Without a proven stream of cash flowing in yet from its new product, Deerfield’s bet matters, said Greg Wade, an analyst with Pacific Growth Equities in San Francisco. Recothrom, approved by the FDA in January, still has to pass muster with hospital purchasing committees. That bureaucratic process can take months before the company gets a more specific read on the drug’s sales potential, Williams says. Meanwhile, ZymoGenetics and its partner Bayer have to convince hospitals they should quit using a cheaper competitor, Thrombin-JMI, derived from cow blood and start using the genetically engineered product from ZymoGenetics.
“Deerfield is a highly respected institutional investor, and it speaks to their confidence in ZymoGenetics’ management and product that they’ll put this much money at risk,” says Wade, who owns shares in ZymoGenetics. He added that ZymoGenetics chose the “optimal” way to get capital at a low borrowing cost, while minimizing the dilution of existing shares.

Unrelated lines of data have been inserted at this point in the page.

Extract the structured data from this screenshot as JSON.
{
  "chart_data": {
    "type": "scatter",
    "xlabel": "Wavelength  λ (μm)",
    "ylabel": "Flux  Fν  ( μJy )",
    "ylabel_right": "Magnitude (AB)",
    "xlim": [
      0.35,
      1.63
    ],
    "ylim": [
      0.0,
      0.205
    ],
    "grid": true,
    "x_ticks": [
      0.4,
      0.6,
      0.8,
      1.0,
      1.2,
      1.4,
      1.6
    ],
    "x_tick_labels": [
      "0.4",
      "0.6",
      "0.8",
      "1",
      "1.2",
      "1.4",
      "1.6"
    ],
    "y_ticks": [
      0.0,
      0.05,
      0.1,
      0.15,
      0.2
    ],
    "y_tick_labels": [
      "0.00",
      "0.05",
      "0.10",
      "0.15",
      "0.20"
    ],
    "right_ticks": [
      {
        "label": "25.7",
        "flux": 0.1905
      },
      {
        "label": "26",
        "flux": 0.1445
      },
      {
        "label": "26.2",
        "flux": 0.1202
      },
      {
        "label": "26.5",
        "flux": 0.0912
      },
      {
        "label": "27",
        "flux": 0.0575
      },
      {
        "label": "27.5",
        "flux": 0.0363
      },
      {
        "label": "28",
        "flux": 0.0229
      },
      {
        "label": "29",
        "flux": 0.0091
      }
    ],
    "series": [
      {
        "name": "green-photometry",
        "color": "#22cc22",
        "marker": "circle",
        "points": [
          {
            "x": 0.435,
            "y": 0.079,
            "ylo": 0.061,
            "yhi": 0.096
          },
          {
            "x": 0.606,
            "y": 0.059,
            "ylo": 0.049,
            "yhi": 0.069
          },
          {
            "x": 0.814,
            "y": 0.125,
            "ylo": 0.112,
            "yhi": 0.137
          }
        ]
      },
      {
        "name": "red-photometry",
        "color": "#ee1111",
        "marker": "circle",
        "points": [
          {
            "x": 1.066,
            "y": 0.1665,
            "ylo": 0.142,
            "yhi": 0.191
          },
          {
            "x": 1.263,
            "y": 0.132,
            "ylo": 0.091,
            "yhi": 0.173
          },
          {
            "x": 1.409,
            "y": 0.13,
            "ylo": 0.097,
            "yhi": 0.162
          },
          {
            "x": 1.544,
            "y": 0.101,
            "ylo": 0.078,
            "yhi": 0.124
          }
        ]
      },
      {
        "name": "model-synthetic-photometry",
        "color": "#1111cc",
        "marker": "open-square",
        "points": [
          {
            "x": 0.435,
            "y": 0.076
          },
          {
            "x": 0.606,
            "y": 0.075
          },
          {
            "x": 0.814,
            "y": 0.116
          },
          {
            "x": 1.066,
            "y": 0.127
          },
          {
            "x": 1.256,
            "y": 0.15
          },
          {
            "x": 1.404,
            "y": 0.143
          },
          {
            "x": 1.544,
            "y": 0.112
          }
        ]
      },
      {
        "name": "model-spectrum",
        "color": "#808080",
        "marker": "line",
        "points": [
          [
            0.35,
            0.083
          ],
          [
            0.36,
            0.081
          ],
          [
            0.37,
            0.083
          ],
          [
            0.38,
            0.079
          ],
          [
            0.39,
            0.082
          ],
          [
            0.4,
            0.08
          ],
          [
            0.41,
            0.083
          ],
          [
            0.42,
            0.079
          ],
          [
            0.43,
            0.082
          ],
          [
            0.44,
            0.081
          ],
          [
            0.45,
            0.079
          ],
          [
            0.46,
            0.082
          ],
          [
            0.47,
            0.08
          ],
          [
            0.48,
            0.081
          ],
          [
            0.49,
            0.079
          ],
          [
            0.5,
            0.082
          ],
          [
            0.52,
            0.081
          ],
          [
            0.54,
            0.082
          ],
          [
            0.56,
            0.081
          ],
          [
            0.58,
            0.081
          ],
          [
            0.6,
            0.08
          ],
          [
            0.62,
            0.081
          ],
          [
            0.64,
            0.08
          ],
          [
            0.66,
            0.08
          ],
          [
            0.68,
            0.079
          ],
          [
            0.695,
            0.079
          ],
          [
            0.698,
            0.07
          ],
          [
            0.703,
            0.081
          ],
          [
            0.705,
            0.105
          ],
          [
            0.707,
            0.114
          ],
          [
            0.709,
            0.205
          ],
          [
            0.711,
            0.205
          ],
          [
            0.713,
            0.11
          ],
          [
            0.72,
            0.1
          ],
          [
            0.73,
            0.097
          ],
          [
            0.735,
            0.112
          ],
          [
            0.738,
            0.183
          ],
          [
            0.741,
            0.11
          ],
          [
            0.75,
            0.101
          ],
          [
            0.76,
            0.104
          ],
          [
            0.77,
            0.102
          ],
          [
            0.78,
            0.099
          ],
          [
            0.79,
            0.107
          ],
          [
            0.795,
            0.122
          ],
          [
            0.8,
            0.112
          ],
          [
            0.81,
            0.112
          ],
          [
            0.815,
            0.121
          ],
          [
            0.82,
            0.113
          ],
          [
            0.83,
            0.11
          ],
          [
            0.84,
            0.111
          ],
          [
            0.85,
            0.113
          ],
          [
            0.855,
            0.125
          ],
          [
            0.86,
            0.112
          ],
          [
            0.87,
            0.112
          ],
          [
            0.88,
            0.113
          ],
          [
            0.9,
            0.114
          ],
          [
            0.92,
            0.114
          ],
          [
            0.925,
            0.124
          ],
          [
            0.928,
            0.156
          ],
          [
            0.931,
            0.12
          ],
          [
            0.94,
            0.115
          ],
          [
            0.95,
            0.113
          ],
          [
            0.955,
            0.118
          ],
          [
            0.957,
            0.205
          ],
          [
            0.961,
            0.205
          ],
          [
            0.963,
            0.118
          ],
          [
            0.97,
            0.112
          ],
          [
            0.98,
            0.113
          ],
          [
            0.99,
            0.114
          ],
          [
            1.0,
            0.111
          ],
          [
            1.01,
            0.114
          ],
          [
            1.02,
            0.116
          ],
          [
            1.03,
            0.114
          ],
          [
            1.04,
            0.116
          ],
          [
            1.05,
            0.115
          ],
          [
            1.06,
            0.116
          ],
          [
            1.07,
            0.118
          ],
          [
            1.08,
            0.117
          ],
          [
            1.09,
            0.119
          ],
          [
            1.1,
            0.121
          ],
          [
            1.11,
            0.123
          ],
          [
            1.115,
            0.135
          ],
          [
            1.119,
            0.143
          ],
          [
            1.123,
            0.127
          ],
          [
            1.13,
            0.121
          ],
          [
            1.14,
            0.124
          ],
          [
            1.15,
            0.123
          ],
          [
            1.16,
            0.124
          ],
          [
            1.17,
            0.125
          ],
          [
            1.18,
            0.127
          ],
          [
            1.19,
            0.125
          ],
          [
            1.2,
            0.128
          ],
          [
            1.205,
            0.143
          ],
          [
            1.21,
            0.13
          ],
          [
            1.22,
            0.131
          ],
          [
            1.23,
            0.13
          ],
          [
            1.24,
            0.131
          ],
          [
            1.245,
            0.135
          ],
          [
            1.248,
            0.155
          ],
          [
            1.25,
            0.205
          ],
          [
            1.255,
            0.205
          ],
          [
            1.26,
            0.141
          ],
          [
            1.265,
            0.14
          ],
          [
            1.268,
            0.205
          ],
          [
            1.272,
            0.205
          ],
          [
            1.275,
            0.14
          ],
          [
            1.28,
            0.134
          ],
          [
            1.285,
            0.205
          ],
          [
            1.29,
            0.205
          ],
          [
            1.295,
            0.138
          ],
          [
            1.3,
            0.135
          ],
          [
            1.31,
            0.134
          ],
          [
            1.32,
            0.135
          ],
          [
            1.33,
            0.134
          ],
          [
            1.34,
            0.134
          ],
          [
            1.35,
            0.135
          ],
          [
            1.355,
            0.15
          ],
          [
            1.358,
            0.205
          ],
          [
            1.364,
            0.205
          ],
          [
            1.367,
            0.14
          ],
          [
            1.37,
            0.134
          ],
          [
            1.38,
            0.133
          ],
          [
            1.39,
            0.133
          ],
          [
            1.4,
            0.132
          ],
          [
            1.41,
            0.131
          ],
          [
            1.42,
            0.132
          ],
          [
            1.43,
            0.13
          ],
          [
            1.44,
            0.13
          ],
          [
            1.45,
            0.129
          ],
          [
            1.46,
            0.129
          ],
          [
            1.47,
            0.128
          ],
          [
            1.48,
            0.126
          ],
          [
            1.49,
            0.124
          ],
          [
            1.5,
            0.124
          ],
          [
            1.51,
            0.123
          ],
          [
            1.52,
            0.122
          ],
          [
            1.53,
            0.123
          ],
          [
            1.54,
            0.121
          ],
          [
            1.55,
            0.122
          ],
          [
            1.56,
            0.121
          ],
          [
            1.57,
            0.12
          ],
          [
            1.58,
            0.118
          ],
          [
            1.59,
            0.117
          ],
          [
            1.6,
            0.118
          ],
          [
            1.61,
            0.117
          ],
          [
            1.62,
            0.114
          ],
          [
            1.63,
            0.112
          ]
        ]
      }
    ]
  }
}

Wade expects Recothrom to generate $23.7 million in sales in 2008, its first year, and $70.9 million in sales next year. That puts Wade in the middle of analyst forecasts for Recothrom sales, which vary from $13 million to $35 million for 2008, said Susan Specht, a company spokeswoman.
It’s still too early to say whether ZymoGenetics can get to the ultimate measure of success for a maturing company: the P-word (profitability). Chief Financial Officer Jim Johnson used the word on a conference call with analysts yesterday, saying it is the company’s goal “in the next few years.” It’s possible that Recothrom sales could push the company into the black, he says, although he didn’t go so far as to predict that one drug alone will do the trick.